O ministro Flávio Dino, do Supremo Tribunal Federal (STF), decidiu nesta segunda-feira, 17, afastar temporariamente Daniel Itapary Brandão da presidência do Tribunal de Contas do Estado do Maranhão (TCE-MA). A medida, que tem caráter cautelar, vale por 180 dias e foi tomada no âmbito de investigações que apuram, entre outros pontos, um homicídio ocorrido em 2022 e possíveis irregularidades com recursos públicos.
Daniel Brandão, que é conselheiro do TCE-MA e sobrinho do governador Carlos Brandão, estava à frente da Corte de Contas. A decisão do ministro leva em conta a necessidade de aprofundar as apurações sobre o suposto envolvimento do conselheiro no caso do homicídio registrado no edifício Tech Office, em São Luís, capital maranhense.

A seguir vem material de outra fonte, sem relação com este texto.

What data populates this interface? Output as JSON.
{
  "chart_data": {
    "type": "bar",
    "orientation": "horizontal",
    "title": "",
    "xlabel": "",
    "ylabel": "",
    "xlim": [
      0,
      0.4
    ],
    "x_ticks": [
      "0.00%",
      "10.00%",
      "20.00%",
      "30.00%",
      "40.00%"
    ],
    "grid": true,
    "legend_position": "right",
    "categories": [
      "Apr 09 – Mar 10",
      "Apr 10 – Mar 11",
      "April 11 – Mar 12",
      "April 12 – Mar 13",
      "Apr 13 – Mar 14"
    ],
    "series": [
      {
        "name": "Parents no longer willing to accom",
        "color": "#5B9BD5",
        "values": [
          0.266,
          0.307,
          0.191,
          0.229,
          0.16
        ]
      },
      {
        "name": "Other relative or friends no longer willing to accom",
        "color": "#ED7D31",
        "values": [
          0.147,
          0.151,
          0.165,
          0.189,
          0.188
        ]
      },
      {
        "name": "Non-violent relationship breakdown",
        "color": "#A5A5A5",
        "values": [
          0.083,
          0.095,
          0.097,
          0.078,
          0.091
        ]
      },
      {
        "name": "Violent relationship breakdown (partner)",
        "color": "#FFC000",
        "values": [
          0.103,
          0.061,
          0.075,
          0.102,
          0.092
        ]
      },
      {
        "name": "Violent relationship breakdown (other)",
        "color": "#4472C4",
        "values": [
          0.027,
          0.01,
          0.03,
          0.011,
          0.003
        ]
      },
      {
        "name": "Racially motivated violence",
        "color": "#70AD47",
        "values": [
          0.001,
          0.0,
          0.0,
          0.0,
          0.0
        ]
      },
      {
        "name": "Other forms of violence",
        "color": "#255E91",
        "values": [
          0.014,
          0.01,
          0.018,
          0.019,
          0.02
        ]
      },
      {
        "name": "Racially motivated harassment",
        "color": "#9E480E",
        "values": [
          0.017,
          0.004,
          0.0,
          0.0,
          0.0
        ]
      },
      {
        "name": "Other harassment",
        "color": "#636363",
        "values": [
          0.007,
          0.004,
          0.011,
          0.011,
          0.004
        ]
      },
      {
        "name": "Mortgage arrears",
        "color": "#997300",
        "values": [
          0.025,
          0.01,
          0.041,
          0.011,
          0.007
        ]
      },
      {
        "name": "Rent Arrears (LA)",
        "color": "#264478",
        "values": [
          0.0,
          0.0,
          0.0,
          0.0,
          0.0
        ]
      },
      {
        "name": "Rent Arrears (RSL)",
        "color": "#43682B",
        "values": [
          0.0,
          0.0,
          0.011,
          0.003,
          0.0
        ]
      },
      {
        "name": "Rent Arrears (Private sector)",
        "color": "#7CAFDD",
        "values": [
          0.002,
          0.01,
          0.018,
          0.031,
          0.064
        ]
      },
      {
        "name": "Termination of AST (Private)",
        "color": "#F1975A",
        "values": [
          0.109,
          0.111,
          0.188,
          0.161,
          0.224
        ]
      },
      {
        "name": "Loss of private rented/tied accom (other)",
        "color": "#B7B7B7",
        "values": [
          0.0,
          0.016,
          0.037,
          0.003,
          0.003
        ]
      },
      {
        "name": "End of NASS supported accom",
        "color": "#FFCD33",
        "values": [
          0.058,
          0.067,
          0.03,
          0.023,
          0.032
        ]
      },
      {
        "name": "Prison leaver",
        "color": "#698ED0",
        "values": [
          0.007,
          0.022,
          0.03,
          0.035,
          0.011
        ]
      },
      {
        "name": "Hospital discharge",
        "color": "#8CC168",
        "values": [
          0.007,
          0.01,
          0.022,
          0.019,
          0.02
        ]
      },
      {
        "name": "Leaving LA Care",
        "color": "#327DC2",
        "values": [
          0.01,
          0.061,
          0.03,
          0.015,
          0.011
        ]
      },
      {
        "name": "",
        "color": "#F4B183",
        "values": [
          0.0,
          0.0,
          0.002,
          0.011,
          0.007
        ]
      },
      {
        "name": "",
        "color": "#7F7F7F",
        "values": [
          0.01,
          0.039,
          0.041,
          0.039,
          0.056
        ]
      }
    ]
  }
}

Na decisão, Dino também mencionou uma linha investigativa que trata do uso de emendas parlamentares para pagamento de propinas. Há ainda suspeitas de que valores desviados de contratos públicos teriam chegado ao investigado por meio de empresas das quais ele é ou foi sócio.
O ministro destacou que as investigações indicam que, desde a época do crime até o momento, o grupo investigado teria adotado várias estratégias para evitar a identificação de Daniel Brandão. Segundo Dino, há “fortes indícios” de que o conselheiro teria usado a posição pública para dificultar o avanço das apurações.
Além disso, o ministro chamou atenção para a relação de parentesco entre o presidente do TCE-MA e o governador do estado. Daniel é sobrinho de Carlos Brandão, e, na função que ocupava, era responsável por fiscalizar as contas do governo do tio. A decisão também menciona a presença de “dezenas de familiares” no tribunal, o que, na avaliação de Dino, aumenta o risco de interferência nas investigações.
O ministro afirmou ser evidente a incompatibilidade entre os fatos apurados e a função de presidente do Tribunal de Contas, que tem competência sobre as contas do governo estadual. Ele ponderou que o cargo poderia ser usado para criar obstáculos adicionais às apurações, que devem ter desdobramentos dentro do próprio tribunal.
Afastado por seis meses, Daniel Brandão fica proibido de acessar as dependências do TCE-MA, bem como os sistemas internos da Corte. Ele também não poderá utilizar bens ou serviços do tribunal, participar de eventos relacionados ao cargo ou manter contato com pessoas citadas na decisão, incluindo o governador Carlos Brandão.
A determinação do ministro é de cumprimento imediato. Caberá ao próprio Tribunal de Contas do Estado definir, conforme suas normas internas, quem assumirá a presidência durante o período de afastamento. A medida foi tomada para garantir que as investigações possam avançar sem possíveis interferências, até que se confirme ou se descarte as hipóteses levantadas.
Esta é mais uma etapa de um caso que envolve a cúpula do tribunal de contas maranhense e que tem gerado repercussão no cenário político e jurídico do estado. As investigações, conduzidas sob sigilo, ainda devem produzir novos desdobramentos nos próximos meses.